Hermione knew Harry wasn't really as uncaring as he seemed, but sometimes he needed a bit more motivation in order to make the effort of even expressing his emotions, let alone acting on them.

"Speaking of Hagrid," she said. "How do you think Umbridge is going to react when he starts arguing with her about the centaurs, and she finds out he is not completely human?"

It took a second for Harry's expression to change, then his brow furrowed and he looked almost ready to react angrily.

At that moment, Hermione realised she had done something terrible. She had manipulated Harry without even really thinking about it; pointing him at her problems like he was a weapon – and it was not the first time either. He had never really done anything but be a friend and she was using him. The guilt suddenly crushed her.

"Harry I –" she began to apologise, only to be cut off.

"I think maybe Froggy needs a bit more attention," he said, his voice somehow holding a note of threat Hermione had never heard before. It scared her, deeply, but before she could gather her thoughts he stood up from the table.

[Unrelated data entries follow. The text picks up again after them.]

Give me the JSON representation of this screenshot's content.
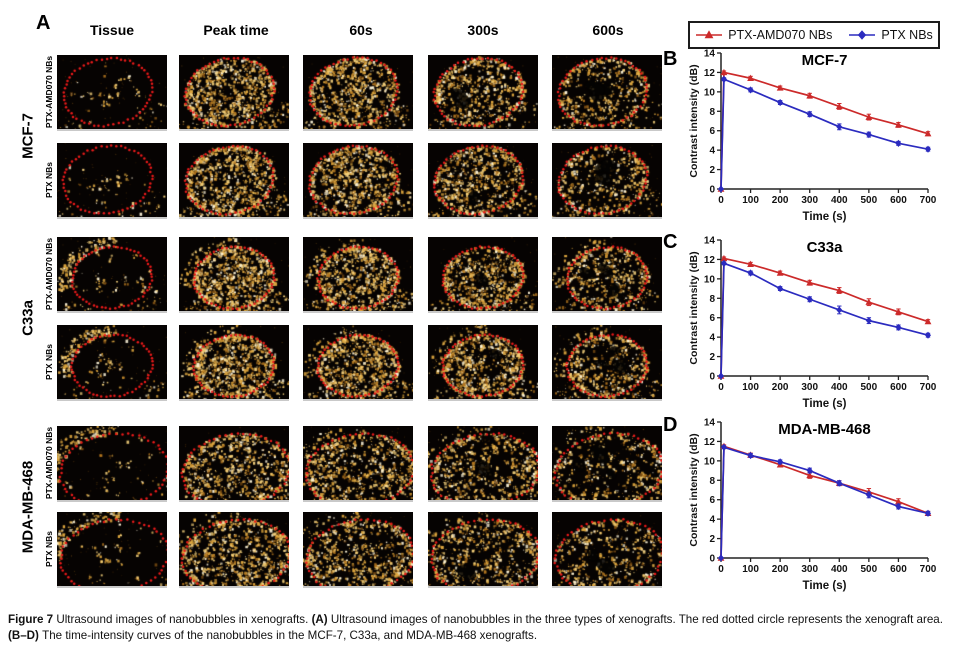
{
  "panels": {
    "a_label": "A",
    "b_label": "B",
    "c_label": "C",
    "d_label": "D"
  },
  "panel_a": {
    "column_headers": [
      "Tissue",
      "Peak time",
      "60s",
      "300s",
      "600s"
    ],
    "row_groups": [
      {
        "label": "MCF-7",
        "rows": [
          "PTX-AMD070 NBs",
          "PTX NBs"
        ]
      },
      {
        "label": "C33a",
        "rows": [
          "PTX-AMD070 NBs",
          "PTX NBs"
        ]
      },
      {
        "label": "MDA-MB-468",
        "rows": [
          "PTX-AMD070 NBs",
          "PTX NBs"
        ]
      }
    ],
    "image_colors": {
      "background": "#060302",
      "outline": "#ee1a1a",
      "speckle": [
        "#fff6da",
        "#f6d27c",
        "#e0a83f",
        "#b3761f",
        "#7a4c12"
      ]
    }
  },
  "legend": {
    "series": [
      {
        "label": "PTX-AMD070 NBs",
        "color": "#cc2a2a",
        "marker": "triangle"
      },
      {
        "label": "PTX NBs",
        "color": "#2b2bbf",
        "marker": "diamond"
      }
    ]
  },
  "chart_data": [
    {
      "type": "line",
      "panel": "B",
      "title": "MCF-7",
      "xlabel": "Time (s)",
      "ylabel": "Contrast intensity (dB)",
      "xlim": [
        0,
        700
      ],
      "ylim": [
        0,
        14
      ],
      "xticks": [
        0,
        100,
        200,
        300,
        400,
        500,
        600,
        700
      ],
      "yticks": [
        0,
        2,
        4,
        6,
        8,
        10,
        12,
        14
      ],
      "grid": false,
      "legend_position": "top",
      "series": [
        {
          "name": "PTX-AMD070 NBs",
          "color": "#cc2a2a",
          "marker": "triangle",
          "x": [
            0,
            10,
            100,
            200,
            300,
            400,
            500,
            600,
            700
          ],
          "y": [
            0,
            12.0,
            11.4,
            10.4,
            9.6,
            8.5,
            7.4,
            6.6,
            5.7
          ],
          "yerr": [
            0,
            0.15,
            0.2,
            0.2,
            0.25,
            0.3,
            0.3,
            0.25,
            0.2
          ]
        },
        {
          "name": "PTX NBs",
          "color": "#2b2bbf",
          "marker": "diamond",
          "x": [
            0,
            10,
            100,
            200,
            300,
            400,
            500,
            600,
            700
          ],
          "y": [
            0,
            11.3,
            10.2,
            8.9,
            7.7,
            6.4,
            5.6,
            4.7,
            4.1
          ],
          "yerr": [
            0,
            0.15,
            0.2,
            0.2,
            0.25,
            0.3,
            0.25,
            0.2,
            0.2
          ]
        }
      ]
    },
    {
      "type": "line",
      "panel": "C",
      "title": "C33a",
      "xlabel": "Time (s)",
      "ylabel": "Contrast intensity (dB)",
      "xlim": [
        0,
        700
      ],
      "ylim": [
        0,
        14
      ],
      "xticks": [
        0,
        100,
        200,
        300,
        400,
        500,
        600,
        700
      ],
      "yticks": [
        0,
        2,
        4,
        6,
        8,
        10,
        12,
        14
      ],
      "grid": false,
      "legend_position": "top",
      "series": [
        {
          "name": "PTX-AMD070 NBs",
          "color": "#cc2a2a",
          "marker": "triangle",
          "x": [
            0,
            10,
            100,
            200,
            300,
            400,
            500,
            600,
            700
          ],
          "y": [
            0,
            12.1,
            11.5,
            10.6,
            9.6,
            8.8,
            7.6,
            6.6,
            5.6
          ],
          "yerr": [
            0,
            0.15,
            0.2,
            0.2,
            0.25,
            0.3,
            0.35,
            0.3,
            0.2
          ]
        },
        {
          "name": "PTX NBs",
          "color": "#2b2bbf",
          "marker": "diamond",
          "x": [
            0,
            10,
            100,
            200,
            300,
            400,
            500,
            600,
            700
          ],
          "y": [
            0,
            11.6,
            10.6,
            9.0,
            7.9,
            6.8,
            5.7,
            5.0,
            4.2
          ],
          "yerr": [
            0,
            0.15,
            0.2,
            0.2,
            0.25,
            0.4,
            0.3,
            0.25,
            0.2
          ]
        }
      ]
    },
    {
      "type": "line",
      "panel": "D",
      "title": "MDA-MB-468",
      "xlabel": "Time (s)",
      "ylabel": "Contrast intensity (dB)",
      "xlim": [
        0,
        700
      ],
      "ylim": [
        0,
        14
      ],
      "xticks": [
        0,
        100,
        200,
        300,
        400,
        500,
        600,
        700
      ],
      "yticks": [
        0,
        2,
        4,
        6,
        8,
        10,
        12,
        14
      ],
      "grid": false,
      "legend_position": "top",
      "series": [
        {
          "name": "PTX-AMD070 NBs",
          "color": "#cc2a2a",
          "marker": "triangle",
          "x": [
            0,
            10,
            100,
            200,
            300,
            400,
            500,
            600,
            700
          ],
          "y": [
            0,
            11.5,
            10.6,
            9.6,
            8.5,
            7.7,
            6.8,
            5.8,
            4.6
          ],
          "yerr": [
            0,
            0.15,
            0.2,
            0.2,
            0.3,
            0.25,
            0.35,
            0.3,
            0.2
          ]
        },
        {
          "name": "PTX NBs",
          "color": "#2b2bbf",
          "marker": "diamond",
          "x": [
            0,
            10,
            100,
            200,
            300,
            400,
            500,
            600,
            700
          ],
          "y": [
            0,
            11.4,
            10.55,
            9.9,
            9.0,
            7.7,
            6.5,
            5.3,
            4.6
          ],
          "yerr": [
            0,
            0.15,
            0.2,
            0.2,
            0.25,
            0.25,
            0.3,
            0.25,
            0.2
          ]
        }
      ]
    }
  ],
  "caption": {
    "parts": [
      {
        "text": "Figure 7 ",
        "bold": true
      },
      {
        "text": "Ultrasound images of nanobubbles in xenografts. ",
        "bold": false
      },
      {
        "text": "(A) ",
        "bold": true
      },
      {
        "text": "Ultrasound images of nanobubbles in the three types of xenografts. The red dotted circle represents the xenograft area. ",
        "bold": false
      },
      {
        "text": "(B–D) ",
        "bold": true
      },
      {
        "text": "The time-intensity curves of the nanobubbles in the MCF-7, C33a, and MDA-MB-468 xenografts.",
        "bold": false
      }
    ]
  }
}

"Excuse me," he said. "I have to talk to a few people. Thanks for letting me know about this."

Hermione tried to call out, to say something, but her voice failed her as her thoughts spiralled inwards.

Then a potato hit her in the side of the head.

#

The rumour mill of Hogwarts was the equal to any in the world. A whispered secret could travel the halls faster than a wizard Apparating.

"She wasn't kidnapped, she left voluntarily!"

"Why would she do that?"

"Think, have you ever seen a female centaur? Do you know what centaurs do with Human women?"

"That's just a prejudice lies spread by pro-wizard activists! As if Centaurs would want her!"

Either way, nobody saw the missing professor for two weeks, and after professor Dumbledoor walked out of the forest levitating her inert body, she went into the infirmary and did not return.

Rumour was it took three healers two days to get the smile off her face.